Feline Upper Respiratory Infections: Bacterial Pathogens and Diagnostic Approaches
Introduction
Feline upper respiratory infections (URI) represent a multifactorial disease complex in which viral and bacterial agents interact to produce clinical signs involving the nasal cavity, pharynx, larynx, and conjunctiva [1]. While viruses such as feline herpesvirus-1 (FHV-1) and feline calicivirus (FCV) are primary inciting agents, secondary or primary bacterial pathogens frequently exacerbate tissue damage and prolong disease [2]. Understanding the bacterial component of [cat bacterial respiratory infection] is essential for appropriate antimicrobial stewardship, accurate diagnosis, and effective outbreak management. This article reviews the major bacterial pathogens, their epidemiology, clinical presentation, diagnostic approaches, and control strategies within the context of feline medicine.
Primary Bacterial Pathogens
The most commonly isolated bacteria from cats with acute or chronic URI include Bordetella bronchiseptica, Chlamydia felis, and Mycoplasma felis [1, 2]. Less frequently, Streptococcus equi subsp. zooepidemicus, Pasteurella multocida, Escherichia coli, and Klebsiella species are identified as opportunistic invaders [3]. Each pathogen exhibits distinct biological properties that influence diagnostic targeting and treatment.
Bordetella bronchiseptica
Bordetella bronchiseptica is a Gram-negative, aerobic coccobacillus that colonizes the ciliated respiratory epithelium of multiple mammalian hosts including cats, dogs, and pigs [1]. The bacterium expresses adhesins such as filamentous hemagglutinin and pertactin, as well as a bifunctional adenylate cyclase toxin that impairs phagocyte function [2]. In cats, B. bronchiseptica can act as a primary pathogen, particularly in overcrowded shelter environments, causing tracheobronchitis and rhinitis [3]. Transmission occurs via aerosol droplets and direct contact, with a carrier state established in recovered animals [1].
Chlamydia felis
Chlamydia felis is an obligate intracellular Gram-negative bacterium that targets conjunctival epithelial cells [2]. It is a leading cause of feline conjunctivitis, often presenting with chemosis, serous to mucopurulent ocular discharge, and blepharospasm [1, 2]. Nasal involvement is less common but can occur in co-infections. C. felis is zoonotically limited, with rare reports of conjunctivitis in immunocompromised humans [3].
Mycoplasma felis
Mycoplasma felis is a cell wall‑deficient, facultative intracellular bacterium that attaches to respiratory epithelial surfaces and red blood cells [2]. It is frequently isolated from the upper respiratory tract and conjunctiva of cats, especially in crowded settings [1]. Clinical signs include sneezing, nasal discharge, and conjunctivitis. M. felis is often a co‑pathogen with FHV‑1 or FCV [3].
Other Bacterial Species
Streptococcus equi subsp. zooepidemicus is a Gram‑positive coccus that can cause severe necrotizing tracheitis and pneumonia in cats, often with systemic dissemination [1]. Pasteurella multocida, a commensal of the feline oropharynx, may become pathogenic following mucosal damage [2]. Anaerobic bacteria such as Fusobacterium and Porphyromonas species contribute to chronic sinusitis and abscessation [3].
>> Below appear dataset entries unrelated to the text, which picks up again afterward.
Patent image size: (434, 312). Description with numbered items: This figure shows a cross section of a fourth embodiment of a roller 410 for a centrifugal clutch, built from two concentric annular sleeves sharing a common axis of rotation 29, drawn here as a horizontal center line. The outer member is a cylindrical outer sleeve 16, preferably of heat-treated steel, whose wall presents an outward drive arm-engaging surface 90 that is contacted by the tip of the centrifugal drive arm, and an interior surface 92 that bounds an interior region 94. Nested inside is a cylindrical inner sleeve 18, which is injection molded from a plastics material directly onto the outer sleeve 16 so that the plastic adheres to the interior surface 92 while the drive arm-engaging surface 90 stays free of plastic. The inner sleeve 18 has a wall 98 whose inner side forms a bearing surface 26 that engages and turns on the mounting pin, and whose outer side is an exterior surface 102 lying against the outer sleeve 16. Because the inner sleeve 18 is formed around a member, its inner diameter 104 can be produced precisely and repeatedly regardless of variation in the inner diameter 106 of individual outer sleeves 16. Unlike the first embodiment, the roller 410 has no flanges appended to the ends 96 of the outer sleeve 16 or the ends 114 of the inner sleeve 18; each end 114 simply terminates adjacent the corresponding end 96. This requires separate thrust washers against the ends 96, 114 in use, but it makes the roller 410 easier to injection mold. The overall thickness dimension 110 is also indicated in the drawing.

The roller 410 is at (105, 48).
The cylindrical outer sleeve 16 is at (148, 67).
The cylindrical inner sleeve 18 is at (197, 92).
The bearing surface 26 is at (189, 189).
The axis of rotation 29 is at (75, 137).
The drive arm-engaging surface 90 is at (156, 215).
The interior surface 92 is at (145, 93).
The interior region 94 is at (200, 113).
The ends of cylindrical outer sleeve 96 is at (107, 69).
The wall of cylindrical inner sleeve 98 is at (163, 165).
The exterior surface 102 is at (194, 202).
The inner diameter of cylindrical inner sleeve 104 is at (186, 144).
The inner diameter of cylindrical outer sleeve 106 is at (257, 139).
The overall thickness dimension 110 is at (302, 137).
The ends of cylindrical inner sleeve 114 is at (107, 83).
Epidemiology and Risk Factors
Bacterial URI in cats is strongly associated with high-density housing conditions: animal shelters, breeding catteries, and multi-cat households [1]. Risk factors include young age (less than 1 year), stress, poor ventilation, concurrent viral infection, and immunosuppression (e.g., feline immunodeficiency virus infection) [2]. The prevalence of B. bronchiseptica in shelter populations ranges from 10% to 50%, while C. felis approaches 20% in cats with conjunctivitis [3]. M. felis is found in up to 30% of cats with upper respiratory signs [1].
Clinical Signs and Pathology
Clinical presentation varies by pathogen load and host immune status. Common signs include sneezing, ocular and nasal discharge (serous, mucoid, or purulent), conjunctival hyperemia, chemosis, and submandibular lymphadenopathy [1]. B. bronchiseptica frequently induces a honking cough due to tracheal involvement [2]. C. felis typically triggers severe conjunctivitis with follicular hyperplasia [3]. S. zooepidemicus can cause acute onset dyspnea, cyanosis, and sudden death [1].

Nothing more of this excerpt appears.